Morawiecki: „Tak niekompetentnej osoby ten resort dawno nie widział”

Mateusz Morawiecki

– Budżet Narodowego Funduszu Zdrowia, jak słyszymy, jest już wyczerpany – stwierdził Mateusz Morawiecki. Według niego minister Leszczyna nie radzi sobie z zarządzaniem resortem zdrowia.

– Nowy rząd i minister Leszczyna nie są w stanie zapewnić odpowiednich środków na finansowanie opieki zdrowotnej. Fundusz NFZ jest już praktycznie pusty. Tak niekompetentnej osoby na czele tego resortu nie widzieliśmy od dawna – ocenił Morawiecki w nagraniu opublikowanym w mediach społecznościowych.

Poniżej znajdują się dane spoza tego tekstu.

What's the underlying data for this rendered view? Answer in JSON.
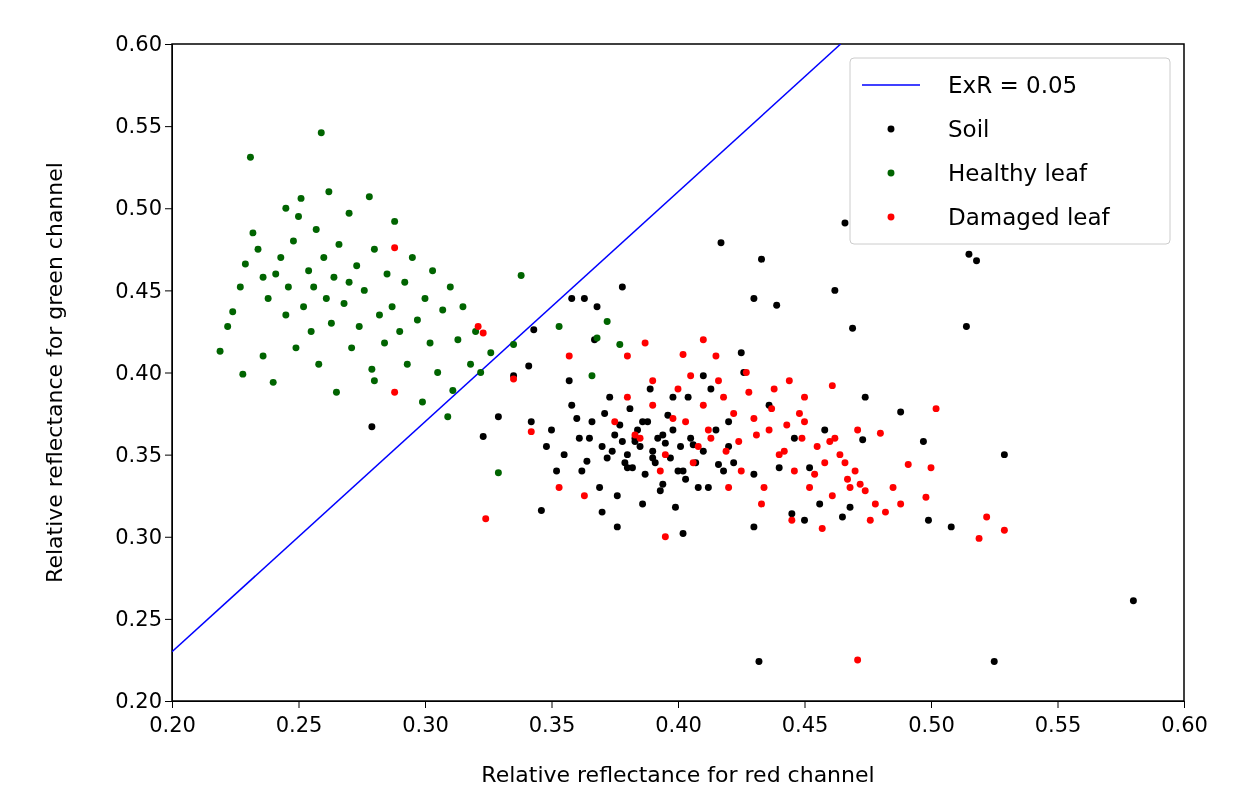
{
  "chart_data": {
    "type": "scatter",
    "xlabel": "Relative reflectance for red channel",
    "ylabel": "Relative reflectance for green channel",
    "xlim": [
      0.2,
      0.6
    ],
    "ylim": [
      0.2,
      0.6
    ],
    "xticks": [
      {
        "value": 0.2,
        "label": "0.20"
      },
      {
        "value": 0.25,
        "label": "0.25"
      },
      {
        "value": 0.3,
        "label": "0.30"
      },
      {
        "value": 0.35,
        "label": "0.35"
      },
      {
        "value": 0.4,
        "label": "0.40"
      },
      {
        "value": 0.45,
        "label": "0.45"
      },
      {
        "value": 0.5,
        "label": "0.50"
      },
      {
        "value": 0.55,
        "label": "0.55"
      },
      {
        "value": 0.6,
        "label": "0.60"
      }
    ],
    "yticks": [
      {
        "value": 0.2,
        "label": "0.20"
      },
      {
        "value": 0.25,
        "label": "0.25"
      },
      {
        "value": 0.3,
        "label": "0.30"
      },
      {
        "value": 0.35,
        "label": "0.35"
      },
      {
        "value": 0.4,
        "label": "0.40"
      },
      {
        "value": 0.45,
        "label": "0.45"
      },
      {
        "value": 0.5,
        "label": "0.50"
      },
      {
        "value": 0.55,
        "label": "0.55"
      },
      {
        "value": 0.6,
        "label": "0.60"
      }
    ],
    "grid": false,
    "legend": "top right",
    "marker": "circle",
    "series": [
      {
        "name": "ExR = 0.05",
        "type": "line",
        "color": "#0000ff",
        "line_style": "solid",
        "marker": "none",
        "x": [
          0.2,
          0.4643
        ],
        "values": [
          0.23,
          0.6
        ]
      },
      {
        "name": "Soil",
        "color": "#000000",
        "x": [
          0.279,
          0.323,
          0.329,
          0.346,
          0.432,
          0.525,
          0.58,
          0.466,
          0.518,
          0.515,
          0.514,
          0.462,
          0.417,
          0.433,
          0.439,
          0.43,
          0.425,
          0.469,
          0.529,
          0.508,
          0.499,
          0.497,
          0.488,
          0.474,
          0.473,
          0.378,
          0.363,
          0.358,
          0.368,
          0.343,
          0.341,
          0.335,
          0.37,
          0.376,
          0.402,
          0.43,
          0.45,
          0.445,
          0.465,
          0.468,
          0.456,
          0.342,
          0.35,
          0.36,
          0.365,
          0.37,
          0.372,
          0.375,
          0.378,
          0.38,
          0.382,
          0.384,
          0.385,
          0.387,
          0.388,
          0.39,
          0.391,
          0.392,
          0.394,
          0.395,
          0.397,
          0.398,
          0.4,
          0.401,
          0.403,
          0.405,
          0.407,
          0.41,
          0.412,
          0.415,
          0.418,
          0.42,
          0.355,
          0.358,
          0.362,
          0.366,
          0.369,
          0.373,
          0.376,
          0.379,
          0.381,
          0.383,
          0.386,
          0.389,
          0.393,
          0.396,
          0.399,
          0.404,
          0.408,
          0.413,
          0.422,
          0.426,
          0.43,
          0.436,
          0.44,
          0.446,
          0.452,
          0.458,
          0.348,
          0.352,
          0.357,
          0.361,
          0.364,
          0.367,
          0.371,
          0.374,
          0.377,
          0.38,
          0.383,
          0.386,
          0.39,
          0.394,
          0.398,
          0.402,
          0.406,
          0.41,
          0.416,
          0.42
        ],
        "values": [
          0.367,
          0.361,
          0.373,
          0.316,
          0.224,
          0.224,
          0.261,
          0.491,
          0.468,
          0.472,
          0.428,
          0.45,
          0.479,
          0.469,
          0.441,
          0.445,
          0.412,
          0.427,
          0.35,
          0.306,
          0.31,
          0.358,
          0.376,
          0.385,
          0.359,
          0.452,
          0.445,
          0.445,
          0.44,
          0.426,
          0.404,
          0.398,
          0.315,
          0.306,
          0.302,
          0.306,
          0.31,
          0.314,
          0.312,
          0.318,
          0.32,
          0.37,
          0.365,
          0.372,
          0.36,
          0.355,
          0.348,
          0.362,
          0.358,
          0.35,
          0.342,
          0.365,
          0.355,
          0.338,
          0.37,
          0.352,
          0.345,
          0.36,
          0.332,
          0.357,
          0.348,
          0.365,
          0.34,
          0.355,
          0.335,
          0.36,
          0.345,
          0.352,
          0.33,
          0.365,
          0.34,
          0.355,
          0.35,
          0.38,
          0.34,
          0.37,
          0.33,
          0.385,
          0.325,
          0.345,
          0.378,
          0.36,
          0.32,
          0.39,
          0.328,
          0.374,
          0.318,
          0.385,
          0.33,
          0.39,
          0.345,
          0.4,
          0.338,
          0.38,
          0.342,
          0.36,
          0.342,
          0.365,
          0.355,
          0.34,
          0.395,
          0.36,
          0.346,
          0.42,
          0.375,
          0.352,
          0.368,
          0.342,
          0.358,
          0.37,
          0.348,
          0.362,
          0.385,
          0.34,
          0.356,
          0.398,
          0.344,
          0.37
        ]
      },
      {
        "name": "Healthy leaf",
        "color": "#006400",
        "x": [
          0.231,
          0.259,
          0.219,
          0.222,
          0.224,
          0.228,
          0.227,
          0.229,
          0.232,
          0.234,
          0.236,
          0.238,
          0.24,
          0.241,
          0.243,
          0.245,
          0.246,
          0.248,
          0.249,
          0.25,
          0.251,
          0.252,
          0.254,
          0.255,
          0.256,
          0.257,
          0.258,
          0.26,
          0.261,
          0.262,
          0.263,
          0.264,
          0.265,
          0.266,
          0.268,
          0.27,
          0.271,
          0.273,
          0.274,
          0.276,
          0.278,
          0.279,
          0.28,
          0.282,
          0.284,
          0.285,
          0.287,
          0.288,
          0.29,
          0.292,
          0.293,
          0.295,
          0.297,
          0.299,
          0.3,
          0.302,
          0.303,
          0.305,
          0.307,
          0.309,
          0.31,
          0.311,
          0.313,
          0.315,
          0.318,
          0.32,
          0.322,
          0.326,
          0.329,
          0.335,
          0.338,
          0.353,
          0.366,
          0.368,
          0.372,
          0.377,
          0.236,
          0.245,
          0.27,
          0.28
        ],
        "values": [
          0.531,
          0.546,
          0.413,
          0.428,
          0.437,
          0.399,
          0.452,
          0.466,
          0.485,
          0.475,
          0.458,
          0.445,
          0.394,
          0.46,
          0.47,
          0.435,
          0.452,
          0.48,
          0.415,
          0.495,
          0.506,
          0.44,
          0.462,
          0.425,
          0.452,
          0.487,
          0.405,
          0.47,
          0.445,
          0.51,
          0.43,
          0.458,
          0.388,
          0.478,
          0.442,
          0.497,
          0.415,
          0.465,
          0.428,
          0.45,
          0.507,
          0.402,
          0.475,
          0.435,
          0.418,
          0.46,
          0.44,
          0.492,
          0.425,
          0.455,
          0.405,
          0.47,
          0.432,
          0.382,
          0.445,
          0.418,
          0.462,
          0.4,
          0.438,
          0.373,
          0.452,
          0.389,
          0.42,
          0.44,
          0.405,
          0.425,
          0.4,
          0.412,
          0.339,
          0.417,
          0.459,
          0.428,
          0.398,
          0.421,
          0.431,
          0.417,
          0.41,
          0.5,
          0.455,
          0.395
        ]
      },
      {
        "name": "Damaged leaf",
        "color": "#ff0000",
        "x": [
          0.288,
          0.288,
          0.321,
          0.323,
          0.324,
          0.335,
          0.471,
          0.522,
          0.529,
          0.519,
          0.502,
          0.5,
          0.498,
          0.491,
          0.485,
          0.48,
          0.471,
          0.461,
          0.444,
          0.45,
          0.41,
          0.402,
          0.387,
          0.38,
          0.357,
          0.342,
          0.353,
          0.363,
          0.395,
          0.375,
          0.38,
          0.385,
          0.39,
          0.395,
          0.4,
          0.403,
          0.406,
          0.41,
          0.413,
          0.416,
          0.419,
          0.422,
          0.425,
          0.428,
          0.431,
          0.434,
          0.437,
          0.44,
          0.443,
          0.446,
          0.449,
          0.452,
          0.455,
          0.458,
          0.461,
          0.464,
          0.467,
          0.47,
          0.474,
          0.478,
          0.482,
          0.39,
          0.398,
          0.405,
          0.412,
          0.418,
          0.424,
          0.43,
          0.436,
          0.442,
          0.448,
          0.454,
          0.46,
          0.466,
          0.472,
          0.383,
          0.393,
          0.408,
          0.42,
          0.433,
          0.445,
          0.457,
          0.468,
          0.476,
          0.488,
          0.415,
          0.427,
          0.438,
          0.45,
          0.462
        ],
        "values": [
          0.476,
          0.388,
          0.428,
          0.424,
          0.311,
          0.396,
          0.225,
          0.312,
          0.304,
          0.299,
          0.378,
          0.342,
          0.324,
          0.344,
          0.33,
          0.363,
          0.365,
          0.392,
          0.395,
          0.385,
          0.42,
          0.411,
          0.418,
          0.41,
          0.41,
          0.364,
          0.33,
          0.325,
          0.3,
          0.37,
          0.385,
          0.36,
          0.38,
          0.35,
          0.39,
          0.37,
          0.345,
          0.38,
          0.36,
          0.395,
          0.352,
          0.375,
          0.34,
          0.388,
          0.362,
          0.33,
          0.378,
          0.35,
          0.368,
          0.34,
          0.36,
          0.33,
          0.355,
          0.345,
          0.325,
          0.35,
          0.335,
          0.34,
          0.328,
          0.32,
          0.315,
          0.395,
          0.372,
          0.398,
          0.365,
          0.385,
          0.358,
          0.372,
          0.365,
          0.352,
          0.375,
          0.338,
          0.358,
          0.345,
          0.332,
          0.362,
          0.34,
          0.355,
          0.33,
          0.32,
          0.31,
          0.305,
          0.33,
          0.31,
          0.32,
          0.41,
          0.4,
          0.39,
          0.37,
          0.36
        ]
      }
    ]
  }
}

Budżet @NFZ_GOV_PL świeci pustką! Tak wygląda powyborczy zwrot w ochronie zdrowia – dramat pacjentów i brak pieniędzy… pic.twitter.com/ojbRXq0xnd

— Mateusz Morawiecki (@MorawieckiM) October 21, 2024

Poseł PiS zwraca uwagę, iż nie powinno dziwić, iż problemy finansowe pojawiły się tak gwałtownie pod rządami obecnej władzy.

– To całkowita zmiana w porównaniu do polityki mojego rządu, który doprowadził do bezprecedensowego wzrostu nakładów na służbę zdrowia. Dzięki temu udało się zrealizować wiele inwestycji, poprawić dostępność do niektórych leków, a także skrócić kolejki w niektórych specjalizacjach. Obecny rząd ma jednak inne priorytety, a skutki ich polityki niestety odczuwamy już w wielu alarmujących doniesieniach ze szpitali w całej Polsce – podkreślił Morawiecki.

Kontrole za krytykę

Trudna sytuacja dotknęła m.in. szpital w Żywcu, który z powodu braku środków musiał zamknąć izbę przyjęć, trzy oddziały oraz dwie poradnie. Minister zdrowia Izabela Leszczyna skrytykowała dyrekcję szpitala, zarzucając jej przeprowadzanie operacji bez odpowiednich umów z NFZ. Na te słowa ostro zareagowała dyrektor placówki.

Po medialnej wymianie zdań między minister a dyrektor, szpital w Żywcu został objęty kontrolą Ministerstwa Zdrowia oraz NFZ. Z pisma wysłanego do dyrekcji wynika, iż kontrola potrwa do 9 listopada i będzie dotyczyć organizacji i udzielania świadczeń zdrowotnych finansowanych ze środków publicznych, zwłaszcza w obszarze kardiologii. Kontrola NFZ rozpoczęła się już w piątek, 11 października.

Kontrolerzy będą sprawdzać, czy szpital nie złamał prawa ani nie działał niegospodarnie. Mieszkańcy powiatu są zaniepokojeni, nie chcąc być zmuszani do dojazdów do innych miejscowości w poszukiwaniu opieki medycznej.